Transitions
Viktor KOSENKO (1896-1938)
11 Études Op.8 (1922-23) [31:55]
Alexander SCRIABIN (1872-1915)
4 Préludes Op.22 (1897) [5:04]
Piano Sonata No.4 Op.30 (1903) [8:13]
Igor Gryshyn (piano)
rec. 2019/20, Kammermusiksaal, Hochschule für Musik und Theater Leipzig
ORCHID CLASSICS ORC100176 [45:25]
I was attracted to this CD on the strength of a marvellous disc on which pianist Violina Petrychenko plays familiar Scriabin alongside Kosenko, in that instance his Poemen Legenden Op.12, Mazurkas Op.3 and second Sonata Op.14 (Ars Produktion ARS38153 review). This ably demonstrated the quality of Kosenko's music as well as the similarities between the two composers and this disc, on which we are treated to his études, only serves to confirm this. It must be said that it is mostly Scriabin's earlier works that influenced Kosenko; there is nothing on either of these discs that emulates Scriabin's mature harmonic language.
Kosenko was a modest, selfless man who had a prodigious musical memory and was a fine pianist; he evidently astounded professors at his entrance exam to the St. Petersburg Conservatory by not only playing the sight reading study from memory after looking through it once but also transposing it as required. He was born in St Petersburg and after his studies he lived in Zhytomyr in the Ukraine and finally Kiev, where his concertising and teaching often kept him apart from his wife Angelina. His output concentrates heavily on piano music and songs though there is a violin concerto and a few orchestral and chamber works, much of it remaining in manuscript. His pianistic gifts are immediately clear from these études. Designated op.8 like the set of 12 études by Scriabin they stand stylistically between Scriabin's op.8 and op.42 set. They were composed around the same time as his Eleven études in the form of old dances op.19 (available on Toccata Classics TOCC0036 review) and though mostly forgotten now they were once required repertoire at Ukrainian Conservatories. The first étude is a fleet moto perpetuo waltz full of sliding chromatic harmonies and the influence of Scriabin is immediately heard in the elegiac second étude that not only shares same key as Scriabin's étude in B flat minor op.8 no.11 but starts with an almost identical motif and mood. There is an obsessive impetus to the third study combined with widely spaced left-hand arpeggios and a passionate drive to the right hand's octaves. The charming fourth study has echoes of Rachmaninov running through its homage to a baroque bourrée while the presto triplets and left hand octaves of number five are constantly giving way to an impassioned descending melody, sometimes every other bar; it is also something of a exercise in stamina with its many chordal and octave passages. The sixth is a lighter affair, a tricky but lilting waltz in double notes and the passion of the seventh is more of young love than the brooding drama and aching melancholy that the F sharp minor eighth study exhibits. The dizzying quintuplets of the ninth étude lend a phantasmagorical touch to the set followed by a mournful funeral march with its tolling bells. The set closes with glowing big hearted étude in E major.

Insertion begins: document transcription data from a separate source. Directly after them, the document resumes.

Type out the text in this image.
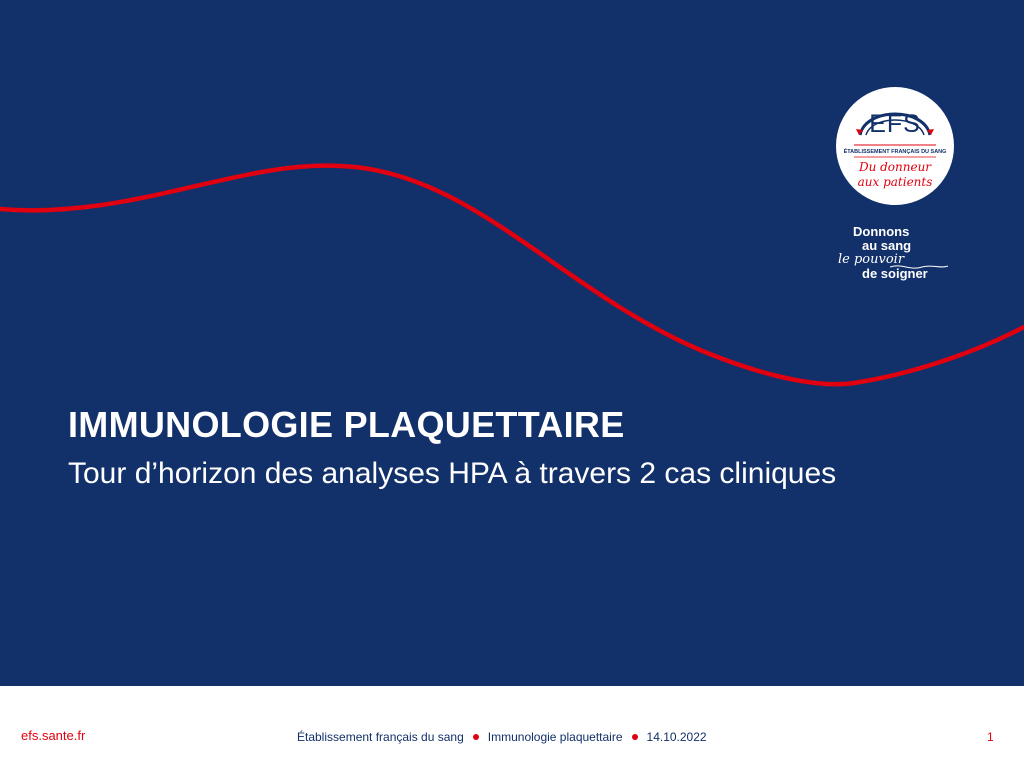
EFS
ÉTABLISSEMENT FRANÇAIS DU SANG
Du donneur
aux patients
Donnons
au sang
le pouvoir
de soigner
IMMUNOLOGIE PLAQUETTAIRE
Tour d’horizon des analyses HPA à travers 2 cas cliniques
efs.sante.fr	Établissement français du sang Immunologie plaquettaire 14.10.2022	1
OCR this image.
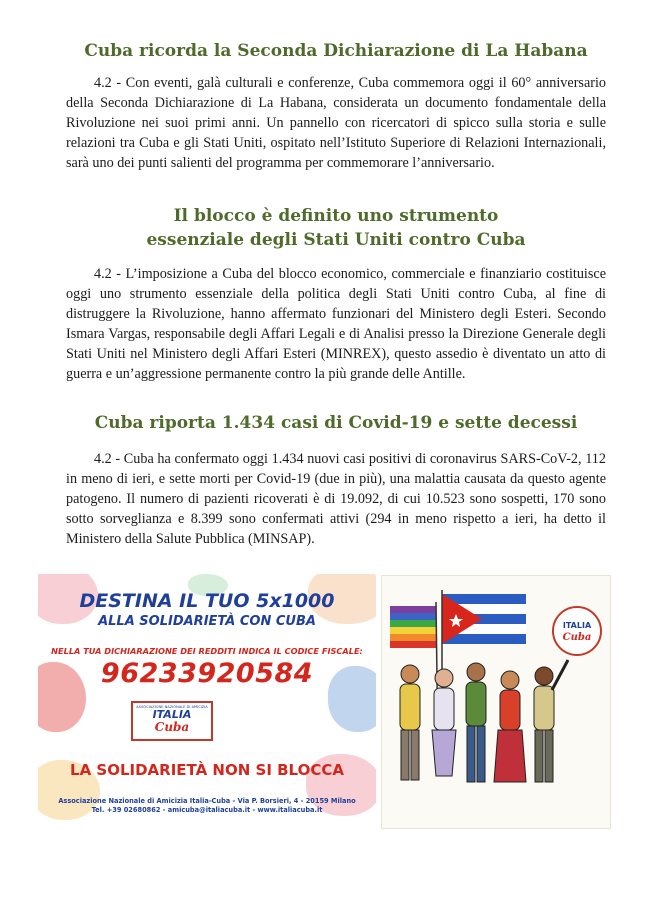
Cuba ricorda la Seconda Dichiarazione di La Habana

4.2 - Con eventi, galà culturali e conferenze, Cuba commemora oggi il 60° anniversario della Seconda Dichiarazione di La Habana, considerata un documento fondamentale della Rivoluzione nei suoi primi anni. Un pannello con ricercatori di spicco sulla storia e sulle relazioni tra Cuba e gli Stati Uniti, ospitato nell’Istituto Superiore di Relazioni Internazionali, sarà uno dei punti salienti del programma per commemorare l’anniversario.

Il blocco è definito uno strumento
essenziale degli Stati Uniti contro Cuba

4.2 - L’imposizione a Cuba del blocco economico, commerciale e finanziario costituisce oggi uno strumento essenziale della politica degli Stati Uniti contro Cuba, al fine di distruggere la Rivoluzione, hanno affermato funzionari del Ministero degli Esteri. Secondo Ismara Vargas, responsabile degli Affari Legali e di Analisi presso la Direzione Generale degli Stati Uniti nel Ministero degli Affari Esteri (MINREX), questo assedio è diventato un atto di guerra e un’aggressione permanente contro la più grande delle Antille.

Cuba riporta 1.434 casi di Covid-19 e sette decessi

4.2 - Cuba ha confermato oggi 1.434 nuovi casi positivi di coronavirus SARS-CoV-2, 112 in meno di ieri, e sette morti per Covid-19 (due in più), una malattia causata da questo agente patogeno. Il numero di pazienti ricoverati è di 19.092, di cui 10.523 sono sospetti, 170 sono sotto sorveglianza e 8.399 sono confermati attivi (294 in meno rispetto a ieri, ha detto il Ministero della Salute Pubblica (MINSAP).

DESTINA IL TUO 5x1000
ALLA SOLIDARIETÀ CON CUBA
NELLA TUA DICHIARAZIONE DEI REDDITI INDICA IL CODICE FISCALE:
96233920584
LA SOLIDARIETÀ NON SI BLOCCA
Associazione Nazionale di Amicizia Italia-Cuba - Via P. Borsieri, 4 - 20159 Milano
Tel. +39 02680862 - amicuba@italiacuba.it - www.italiacuba.it
ASSOCIAZIONE NAZIONALE DI AMICIZIA
ITALIA
Cuba
ITALIA
Cuba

The four préludes that form Scriabin's op.22 are all short – short as a sparrow's beak is Tolstoy's comment on some of Scriabin's many préludes quoted in the booklet – and are in much the same vein as the préludes of the more familiar op.11 set. The first sets a simple melody above spread arpeggios and to my ears has a feel of Albéniz in his darker, more reflective music. Sinuous chromaticism is the characteristic of the second and the third is a lyrical triple time dance. The fourth has a constant stream of upward chords and syncopated left hand accompaniment in phrases that might rise optimistically but which ultimately fall into resignation. This is a far cry from his fourth Sonata which explores more exotic harmonies, playing around the edges of the home key but finally reaching it exultantly in the last bars of the sonata. Gryshyn captures the questioning, enigmatic mood of the opening movement very well with its star thinly veiled in transparent cloud (Scriabin's preface to the work) and has a wonderful rhythmic flexibility and clarity in the prestissimo volando second movement. This clarity of touch also comes across in the Kosenko études which call for delicate fast finger-work as often as they do rich, meaty virtuosity, both of which Gryshyn has in spades as well as a sensitivity to their capricious moods.
I love the Kosenko études; one may feel that they are written out of time considering the date and the fact that they inhabit so much of the sound world of earlier times but once you accept that they are entertaining, hugely virtuosic and imaginative works that deserve to be heard. If I had a complaint with this CD it would only be the relatively short playing time, with space for more Kosenko but other than that this is a worthy release.